One example here is the unique brazing furnace at Behr India. With the assistance of Behr GmbH it has been able to reduce the scrap rate in the brazing process to below the global level. Behr provided the technical knowhow and trained the local operating engineers at its plant in Spain.

For businesses that have no foreign partners, the corporate group provides the lead. “The advantage of our system is our ability to use the knowledge we gain from every JV and horizontally deploy it for every other group company’s benefit,” Srivastava says. While all measures taken in 2007 were internal, in 2008 Anand is going to take the campaign to its suppliers. “Our manufacturing depends significantly on supplier quality, and we have significant quality issues here. Of the 1,200 suppliers we have all over the country, some are bigger than we,” says Patel. “The logistics are daunting.” One simple rule of COPQ is to first arrest a bad product going out of the door. So the group decided to internalise the cost, so at least the vehicle manufacturer or the ultimate owner of the vehicle did not get hit by quality issues. “Initially the cost even went up in some cases, because what we hadn’t arrested till then was leaking out,” he adds.

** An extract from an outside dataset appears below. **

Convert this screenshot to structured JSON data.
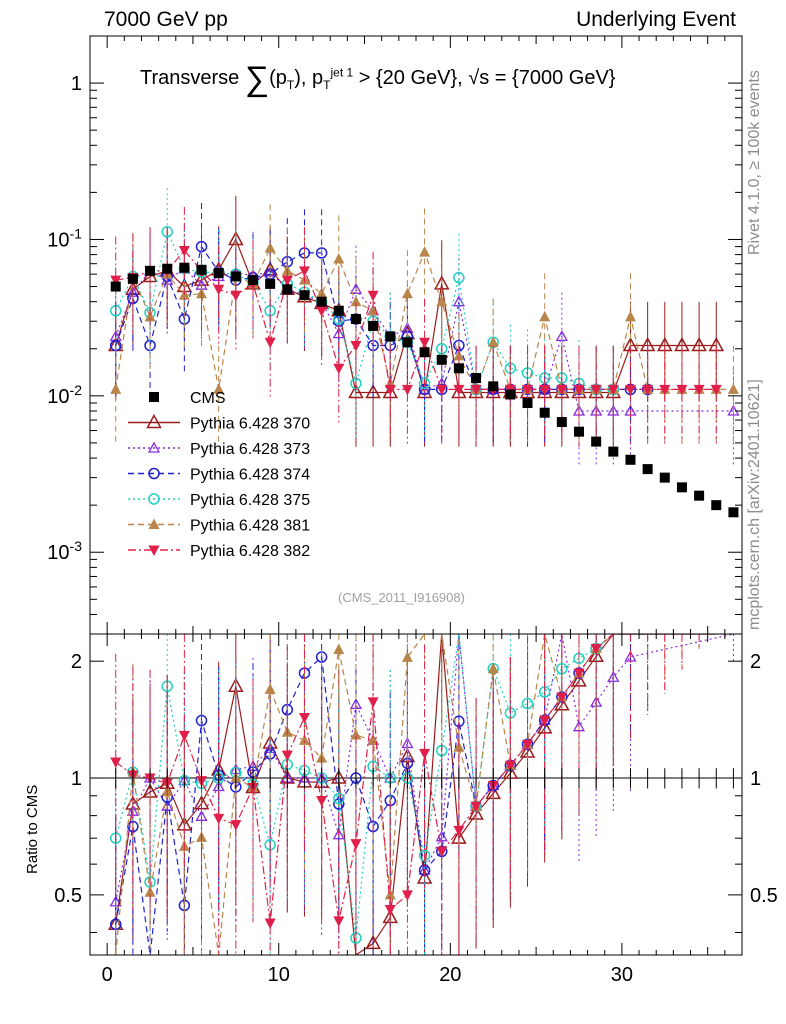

This was a dire imperative because a large part of the group’s production goes abroad to its partners, ether as parts or subassemblies. “In fact, Jaguar has some parts made by the Gabriel plant in Chakan. With that brand and prestige, if one part has a problem, we have a huge problem, maybe 10,000 times the cost of that part. And the damage to our reputation, which you can’t put a value on.” In his new role Srivastava has been tasked to put together a group that will work on supplier quality, apart from each company’s own groups. This will be a central team with leadership based in Chennai, and supported with staff and engineers regionally. Given that 80 percent of the quality problems originate from 20 percent of the suppliers, the ‘supply chain council’ will develop a process to identify vendors who need assistance, and what kind of assistance. Experts are being deployed for each company, such as for example a senior operations head from Tata Motors who will work with some of the key vendors of Spicer.

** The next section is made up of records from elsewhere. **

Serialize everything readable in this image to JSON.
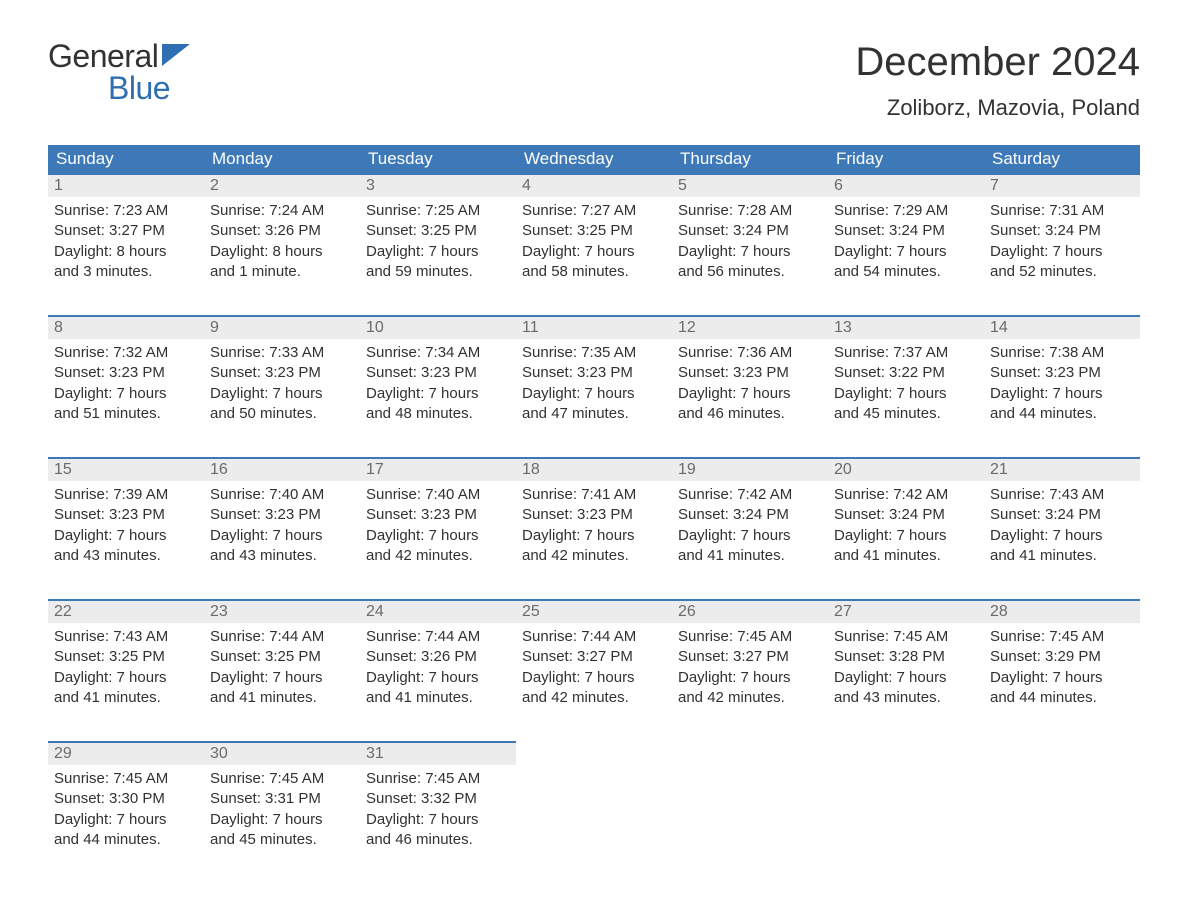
{
  "logo": {
    "word1": "General",
    "word2": "Blue"
  },
  "title": "December 2024",
  "subtitle": "Zoliborz, Mazovia, Poland",
  "colors": {
    "header_bg": "#3d79b8",
    "header_text": "#ffffff",
    "daynum_bg": "#ececec",
    "daynum_text": "#6b6b6b",
    "row_divider": "#3d79b8",
    "body_text": "#323232",
    "logo_blue": "#2f6fb1",
    "page_bg": "#ffffff"
  },
  "day_headers": [
    "Sunday",
    "Monday",
    "Tuesday",
    "Wednesday",
    "Thursday",
    "Friday",
    "Saturday"
  ],
  "weeks": [
    {
      "days": [
        {
          "num": "1",
          "sunrise": "7:23 AM",
          "sunset": "3:27 PM",
          "daylight_l1": "Daylight: 8 hours",
          "daylight_l2": "and 3 minutes."
        },
        {
          "num": "2",
          "sunrise": "7:24 AM",
          "sunset": "3:26 PM",
          "daylight_l1": "Daylight: 8 hours",
          "daylight_l2": "and 1 minute."
        },
        {
          "num": "3",
          "sunrise": "7:25 AM",
          "sunset": "3:25 PM",
          "daylight_l1": "Daylight: 7 hours",
          "daylight_l2": "and 59 minutes."
        },
        {
          "num": "4",
          "sunrise": "7:27 AM",
          "sunset": "3:25 PM",
          "daylight_l1": "Daylight: 7 hours",
          "daylight_l2": "and 58 minutes."
        },
        {
          "num": "5",
          "sunrise": "7:28 AM",
          "sunset": "3:24 PM",
          "daylight_l1": "Daylight: 7 hours",
          "daylight_l2": "and 56 minutes."
        },
        {
          "num": "6",
          "sunrise": "7:29 AM",
          "sunset": "3:24 PM",
          "daylight_l1": "Daylight: 7 hours",
          "daylight_l2": "and 54 minutes."
        },
        {
          "num": "7",
          "sunrise": "7:31 AM",
          "sunset": "3:24 PM",
          "daylight_l1": "Daylight: 7 hours",
          "daylight_l2": "and 52 minutes."
        }
      ]
    },
    {
      "days": [
        {
          "num": "8",
          "sunrise": "7:32 AM",
          "sunset": "3:23 PM",
          "daylight_l1": "Daylight: 7 hours",
          "daylight_l2": "and 51 minutes."
        },
        {
          "num": "9",
          "sunrise": "7:33 AM",
          "sunset": "3:23 PM",
          "daylight_l1": "Daylight: 7 hours",
          "daylight_l2": "and 50 minutes."
        },
        {
          "num": "10",
          "sunrise": "7:34 AM",
          "sunset": "3:23 PM",
          "daylight_l1": "Daylight: 7 hours",
          "daylight_l2": "and 48 minutes."
        },
        {
          "num": "11",
          "sunrise": "7:35 AM",
          "sunset": "3:23 PM",
          "daylight_l1": "Daylight: 7 hours",
          "daylight_l2": "and 47 minutes."
        },
        {
          "num": "12",
          "sunrise": "7:36 AM",
          "sunset": "3:23 PM",
          "daylight_l1": "Daylight: 7 hours",
          "daylight_l2": "and 46 minutes."
        },
        {
          "num": "13",
          "sunrise": "7:37 AM",
          "sunset": "3:22 PM",
          "daylight_l1": "Daylight: 7 hours",
          "daylight_l2": "and 45 minutes."
        },
        {
          "num": "14",
          "sunrise": "7:38 AM",
          "sunset": "3:23 PM",
          "daylight_l1": "Daylight: 7 hours",
          "daylight_l2": "and 44 minutes."
        }
      ]
    },
    {
      "days": [
        {
          "num": "15",
          "sunrise": "7:39 AM",
          "sunset": "3:23 PM",
          "daylight_l1": "Daylight: 7 hours",
          "daylight_l2": "and 43 minutes."
        },
        {
          "num": "16",
          "sunrise": "7:40 AM",
          "sunset": "3:23 PM",
          "daylight_l1": "Daylight: 7 hours",
          "daylight_l2": "and 43 minutes."
        },
        {
          "num": "17",
          "sunrise": "7:40 AM",
          "sunset": "3:23 PM",
          "daylight_l1": "Daylight: 7 hours",
          "daylight_l2": "and 42 minutes."
        },
        {
          "num": "18",
          "sunrise": "7:41 AM",
          "sunset": "3:23 PM",
          "daylight_l1": "Daylight: 7 hours",
          "daylight_l2": "and 42 minutes."
        },
        {
          "num": "19",
          "sunrise": "7:42 AM",
          "sunset": "3:24 PM",
          "daylight_l1": "Daylight: 7 hours",
          "daylight_l2": "and 41 minutes."
        },
        {
          "num": "20",
          "sunrise": "7:42 AM",
          "sunset": "3:24 PM",
          "daylight_l1": "Daylight: 7 hours",
          "daylight_l2": "and 41 minutes."
        },
        {
          "num": "21",
          "sunrise": "7:43 AM",
          "sunset": "3:24 PM",
          "daylight_l1": "Daylight: 7 hours",
          "daylight_l2": "and 41 minutes."
        }
      ]
    },
    {
      "days": [
        {
          "num": "22",
          "sunrise": "7:43 AM",
          "sunset": "3:25 PM",
          "daylight_l1": "Daylight: 7 hours",
          "daylight_l2": "and 41 minutes."
        },
        {
          "num": "23",
          "sunrise": "7:44 AM",
          "sunset": "3:25 PM",
          "daylight_l1": "Daylight: 7 hours",
          "daylight_l2": "and 41 minutes."
        },
        {
          "num": "24",
          "sunrise": "7:44 AM",
          "sunset": "3:26 PM",
          "daylight_l1": "Daylight: 7 hours",
          "daylight_l2": "and 41 minutes."
        },
        {
          "num": "25",
          "sunrise": "7:44 AM",
          "sunset": "3:27 PM",
          "daylight_l1": "Daylight: 7 hours",
          "daylight_l2": "and 42 minutes."
        },
        {
          "num": "26",
          "sunrise": "7:45 AM",
          "sunset": "3:27 PM",
          "daylight_l1": "Daylight: 7 hours",
          "daylight_l2": "and 42 minutes."
        },
        {
          "num": "27",
          "sunrise": "7:45 AM",
          "sunset": "3:28 PM",
          "daylight_l1": "Daylight: 7 hours",
          "daylight_l2": "and 43 minutes."
        },
        {
          "num": "28",
          "sunrise": "7:45 AM",
          "sunset": "3:29 PM",
          "daylight_l1": "Daylight: 7 hours",
          "daylight_l2": "and 44 minutes."
        }
      ]
    },
    {
      "days": [
        {
          "num": "29",
          "sunrise": "7:45 AM",
          "sunset": "3:30 PM",
          "daylight_l1": "Daylight: 7 hours",
          "daylight_l2": "and 44 minutes."
        },
        {
          "num": "30",
          "sunrise": "7:45 AM",
          "sunset": "3:31 PM",
          "daylight_l1": "Daylight: 7 hours",
          "daylight_l2": "and 45 minutes."
        },
        {
          "num": "31",
          "sunrise": "7:45 AM",
          "sunset": "3:32 PM",
          "daylight_l1": "Daylight: 7 hours",
          "daylight_l2": "and 46 minutes."
        },
        null,
        null,
        null,
        null
      ]
    }
  ],
  "labels": {
    "sunrise_prefix": "Sunrise: ",
    "sunset_prefix": "Sunset: "
  }
}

Srivastava explains that if it was the companies themselves doing it, they would take a more short-term approach. But now, with volumes picking up at a rapid pace, the individual Anand companies’ ability to make corrections with the suppliers by means of knowledge backing – and indeed their willingness to do this – is not what it should be.

“Of course, while the primary responsibility rests with the company, we will still develop a core group that provides assistance and also a panel of domain experts,” he adds. The suppliers too will have to invest, but the group will provide that initial spark. Here too the JV partners will be involved. As an example, Srivastava cites ICML in Vadodara, which is a big supplier to Behr for exports. “Behr India has a global sourcing team that will help them improve, using our processes and methodology — the Anand Production System . The strategy is long-term and not certificate-driven, he points out. Whatever gains are won must be sustainable over an extended period. “As a group we’re saying we should see significant progress at the end of three years. Results won’t come overnight, but we believe that in three years it will become ingrained, it will have caught on in the full supply chain,” Srivastava says.

The Anand Group is among the best in the component industry in delivery and partnership, he declares. “Our vision is, over the next few years, when people think Anand, regardless of which company, they think quality.”